当然、加入機関側もそれぞれの計画のもとで動いていますから、納入が遅れると希望している時期に開通できないなど、大きな影響を受けます。「いつになるのか」など、加入機関側からのさまざまな問い合わせやお叱りをいただき、窓口担当は特に苦労が大きかったと思います。
いかに個別のニーズを盛り込むか
----ほかにも共同調達の課題はありますか。
共同調達の仕様を調整することです。多くの加入機関に参加していただける仕様にするためには、それぞれの加入機関のニーズを適切に取り込んで、仕様を策定していく必要があります。

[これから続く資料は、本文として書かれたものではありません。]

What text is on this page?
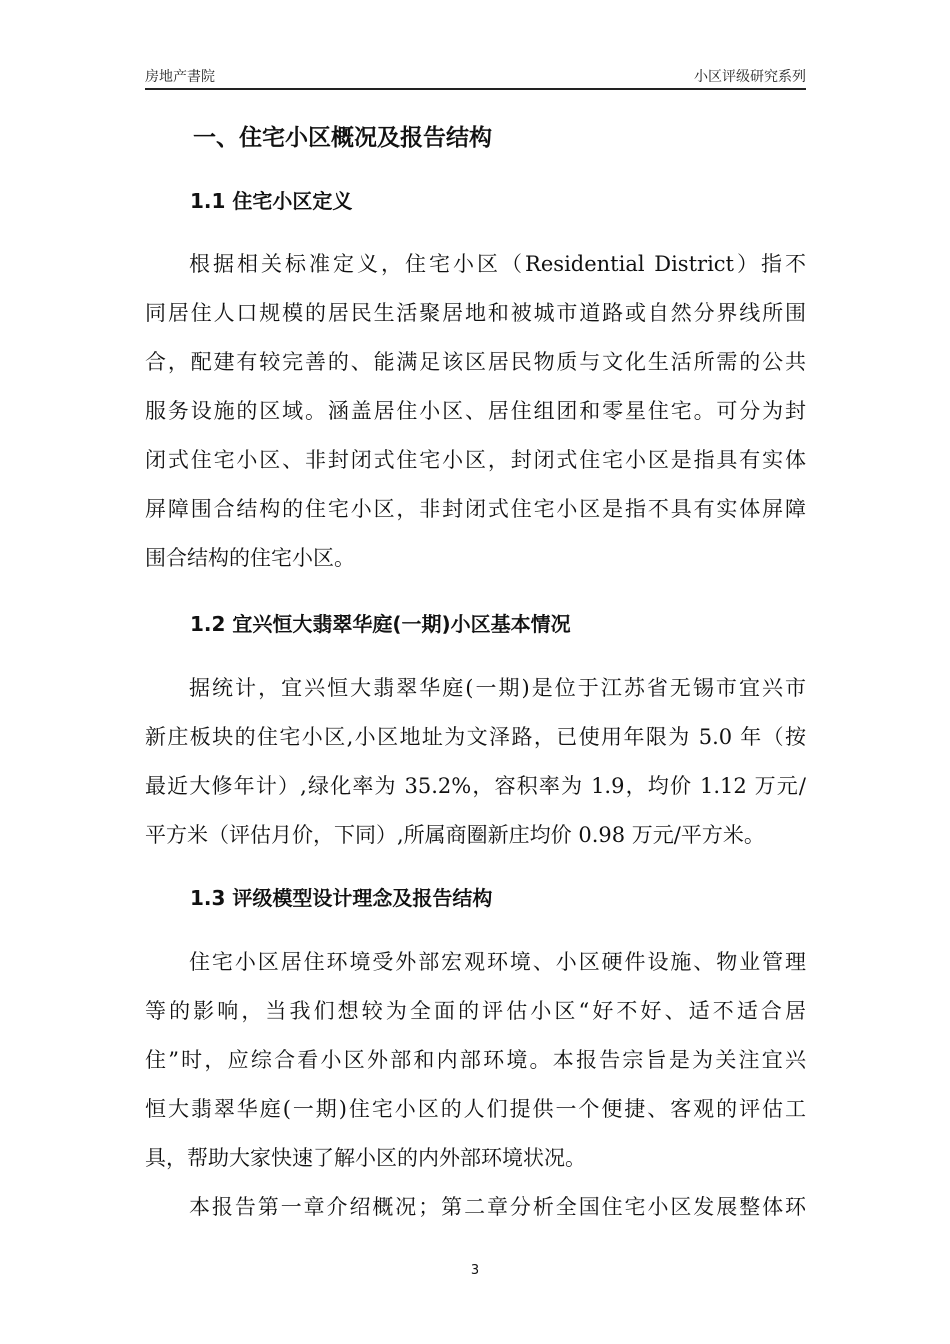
房地产書院	小区评级研究系列
一、住宅小区概况及报告结构
1.1 住宅小区定义
根据相关标准定义，住宅小区（Residential District）指不
同居住人口规模的居民生活聚居地和被城市道路或自然分界线所围
合，配建有较完善的、能满足该区居民物质与文化生活所需的公共
服务设施的区域。涵盖居住小区、居住组团和零星住宅。可分为封
闭式住宅小区、非封闭式住宅小区，封闭式住宅小区是指具有实体
屏障围合结构的住宅小区，非封闭式住宅小区是指不具有实体屏障
围合结构的住宅小区。
1.2 宜兴恒大翡翠华庭(一期)小区基本情况
据统计，宜兴恒大翡翠华庭(一期)是位于江苏省无锡市宜兴市
新庄板块的住宅小区,小区地址为文泽路，已使用年限为 5.0 年（按
最近大修年计）,绿化率为 35.2%，容积率为 1.9，均价 1.12 万元/
平方米（评估月价，下同）,所属商圈新庄均价 0.98 万元/平方米。
1.3 评级模型设计理念及报告结构
住宅小区居住环境受外部宏观环境、小区硬件设施、物业管理
等的影响，当我们想较为全面的评估小区“好不好、适不适合居
住”时，应综合看小区外部和内部环境。本报告宗旨是为关注宜兴
恒大翡翠华庭(一期)住宅小区的人们提供一个便捷、客观的评估工
具，帮助大家快速了解小区的内外部环境状况。
本报告第一章介绍概况；第二章分析全国住宅小区发展整体环
3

できる限り多くの加入機関の事情をくんで、仕様に盛り込みたいと考えていますが、仕様を策定する側の人的リソースが不足していることや、個別要求を入れた場合にコスト高となる懸念もあり、なかなか難しかった。現状では最大公約数的な仕様で進めざるを得ません。
----今後の展開について。
仕様についてはバランスを取りながら、多くの加入機関が共同調達に参加していただけるように改善していきたいと考えています。
また、安定したサービスを提供することも重要です。万が一障害が発生しても迅速に復旧できるのか、今後のSINET6 の運用実績で、評価が問われるところでもあります。
加入機関に「共同調達に参加して良かった」と思っていただけるような運用を、関係スタッフともども協力しながら進めていきたいです。
[1]共同調達
共同調達の範囲はアクセス回線と監視保守業務、DC側の設置スペース経費、設置作業、撤去作業。回線メニューは400G、100G、10G、1Gの4種類で、各加入機関がそれぞれの環境に合わせて選択が可能。